We use Storypark as a communication tool to share daily happenings, learning goals and stories of your child’s learning and development. We update photos, videos and share notices and special events. Storypark is a great way for families to be more involved in our programme planning and in capturing the wonder of learning moments.
Creative Cubs curriculum is inspired by best teaching practises around the world, such as Magda Gerber’s RIE, the competencies in Tataiako, Carl Orff and Te Whariki, the Early childhood Curriculum document. We use Te Whariki to guide our planning based on the principles of empowerment, holistic development, family and community and relationships.

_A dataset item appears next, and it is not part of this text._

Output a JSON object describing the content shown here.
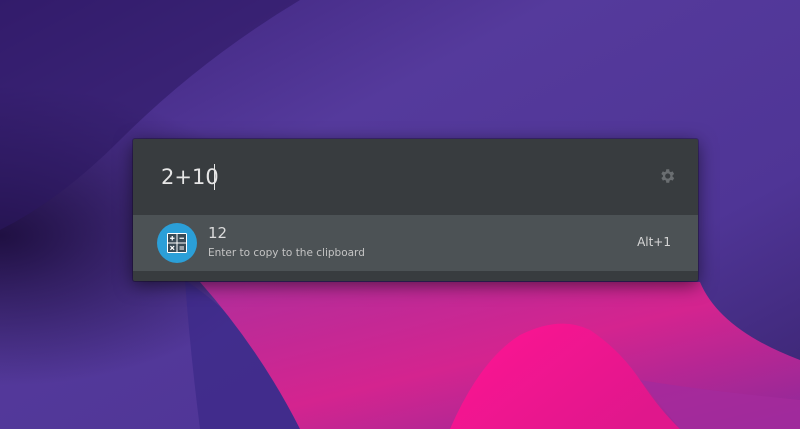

Within our programme, we place importance on the arts approach where children will have regular opportunities to express themselves through music, dance and drama. This supports the holistic development of all children and provides opportunities for numerous learning pathways.
The Carl Orff approach is a child-centered approach towards music education, combining music, movement, drama and speech into learning experiences similar to child’s world of play. “Since the beginning of time, children have not liked to study. They would much rather play, and if you have their interests at heart, you will let them learn while they play; they will find that what they have mastered is child’s play. Tell me, I forget, show me, I remember, involve me, I understand” Carl Orff.
Research consistently states the significant benefits children gain from on-going and regular opportunities in the creative arts. “The arts are an important building block in the early years as it supports the development of a child in a number of ways, furthering their cognitive, social, problem solving and personal competencies, as well as their physical, verbal and emotional development” Jenson, K. (2018). Early childhood: Learning through visual art. He Kupu, 5 (3), 75-82.